Zadziwiała mnie jedna rzecz. Wiele razy rwał mi się różaniec. Naprawiałam go wtedy kombinerkami, za jakiś czas znowu to samo. Raz rozerwał się w taki dziwny sposób, że musiałam odginać oczka żeby włożyć jedno w drugie… Czułam nieraz że ta menda próbuje mnie przestraszyć, śnił mi się w nocy. Kiedy obudziłam się zlana potem (to był bardzo realistyczny sen, coś jakby żwirownia, wpadam do dołu, nie mogę wyjść, a gdy jakimś cudem znalazłam się na górze ujrzałam czarną postać), przypomniało mi się, że przecież odmawiam różaniec…:)

W tym czasie dostałam również fajną pracę i za fajne pieniądze, pracę której nawet nie szukałam:) Ja, której zawsze coś w pracy nie odpowiadało lubiłam wstawać rano i jechać do roboty:)

Pod koniec tej nowenny mój mąż przyniósł do domu orgonitowe odpromienniki. I w tym miejscu chciałabym Was wszystkich przestrzec przed tą pseudonauką przez którą ludzie nieraz lądują u egzorcystów… Jeszcze nie wiedziałam co to jest, a poczułam jakby tą dobrą atmosferę nagle coś przecięło…

Mąż się nie nawrócił, jest agnostykiem do dziś, widocznie Jezus ma swoje plany, ale ja dostałam naprawdę wiele łaski, przede wszystkim przekonałam się jaką siłę ma modlitwa połączona z wiarą. No i Maryja przedstawiła mnie Swojemu Synowi – wcześniej nie był mi specjalnie bliski.

Kwestię posiadania dziecka wtedy odpuściłam. Myślałam sobie nawet, że jeśli taka jest Twoja wola Jezu, to postaw mi na drodze zadanie do którego jestem przeznaczona – może opieka nad innym dzieckiem, niechcianym przez kogoś? On sam najlepiej wie czego nam trzeba i co będzie dla nas szczęściem:)

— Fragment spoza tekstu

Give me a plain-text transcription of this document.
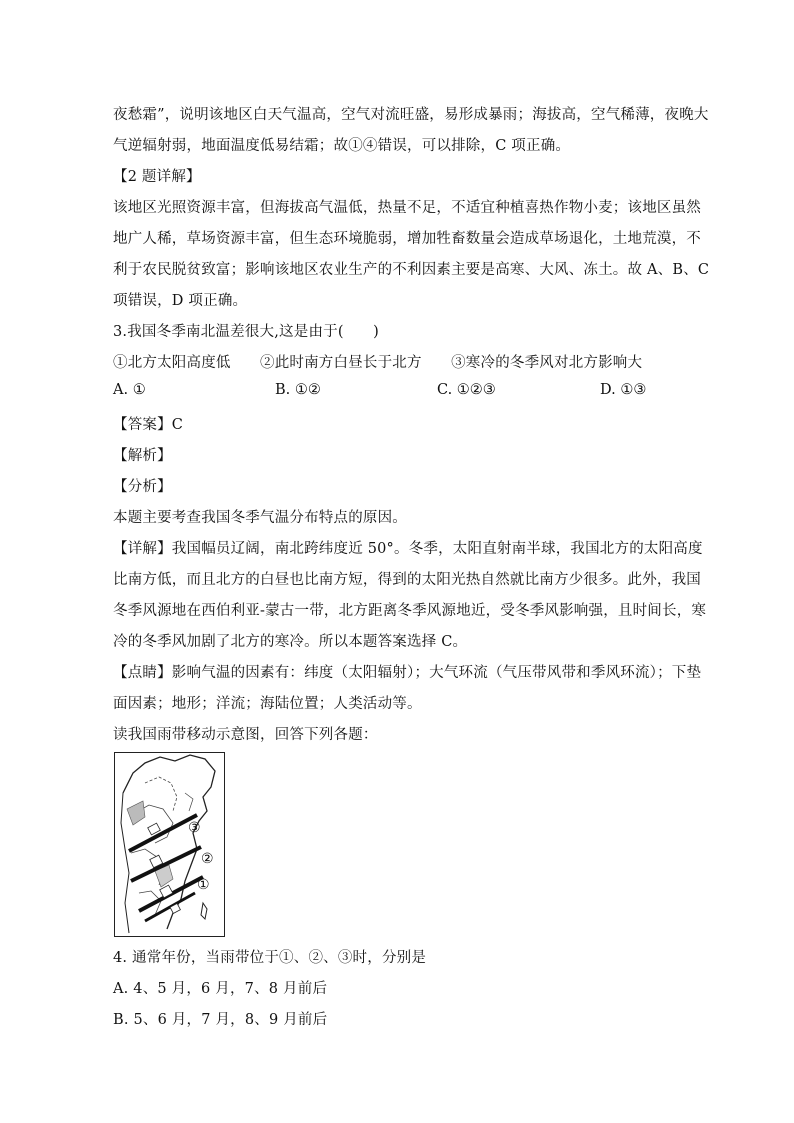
夜愁霜”，说明该地区白天气温高，空气对流旺盛，易形成暴雨；海拔高，空气稀薄，夜晚大
气逆辐射弱，地面温度低易结霜；故①④错误，可以排除，C 项正确。
【2 题详解】
该地区光照资源丰富，但海拔高气温低，热量不足，不适宜种植喜热作物小麦；该地区虽然
地广人稀，草场资源丰富，但生态环境脆弱，增加牲畜数量会造成草场退化，土地荒漠，不
利于农民脱贫致富；影响该地区农业生产的不利因素主要是高寒、大风、冻土。故 A、B、C
项错误，D 项正确。
3.我国冬季南北温差很大,这是由于(　　)
①北方太阳高度低　　②此时南方白昼长于北方　　③寒冷的冬季风对北方影响大
A. ①	B. ①②	C. ①②③	D. ①③
【答案】C
【解析】
【分析】
本题主要考查我国冬季气温分布特点的原因。
【详解】我国幅员辽阔，南北跨纬度近 50°。冬季，太阳直射南半球，我国北方的太阳高度
比南方低，而且北方的白昼也比南方短，得到的太阳光热自然就比南方少很多。此外，我国
冬季风源地在西伯利亚-蒙古一带，北方距离冬季风源地近，受冬季风影响强，且时间长，寒
冷的冬季风加剧了北方的寒冷。所以本题答案选择 C。
【点睛】影响气温的因素有：纬度（太阳辐射）；大气环流（气压带风带和季风环流）；下垫
面因素；地形；洋流；海陆位置；人类活动等。
读我国雨带移动示意图，回答下列各题：
③
②
①
4. 通常年份，当雨带位于①、②、③时，分别是
A. 4、5 月，6 月，7、8 月前后
B. 5、6 月，7 月，8、9 月前后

W kwietniu pojechaliśmy na wycieczkę do Włoch. Zwiedzaliśmy Pompeje, te stare, nowego miasta nie ma w programach biur podróży. Na koniec, kiedy wszyscy już wracali, w oddali ukazała mi się wieża kościelna. I to był właśnie dom naszej Mamy! :):) Cudowne uczucie:)

Później było jeszcze kilka nowenn, głównie o to by pojawiło się moje wymarzone dziecko i za dobre małżeństwo.

W styczniu 2016 modliłam się na adoracji Najświętszego sakramentu w kościele kapucynów przy warszawskiej starówce.

,,Zajmę się tobą” usłyszałam jakby mówione do ucha. ,,Zajmę się Tobą” powtórzył niski, aksamitny, głęboki głos jeszcze kilka razy. Odwróciłam się, za mną nie było nikogo.

Wtedy już wiedziałam.

Dziękuję Ci mój drogi Jezu!!! Na początku czerwca dowiedziałam się, ze jestem w ciąży! I to był najpiękniejszy dzień w moim życiu. Oczywiście musiałam tego dnia osobiście podziękować Jezusowi:) 🙂 Wszystko przebiegało pomyślnie, we wrześniu zawierzyłam moją córkę Matce Bożej w Medjugorie.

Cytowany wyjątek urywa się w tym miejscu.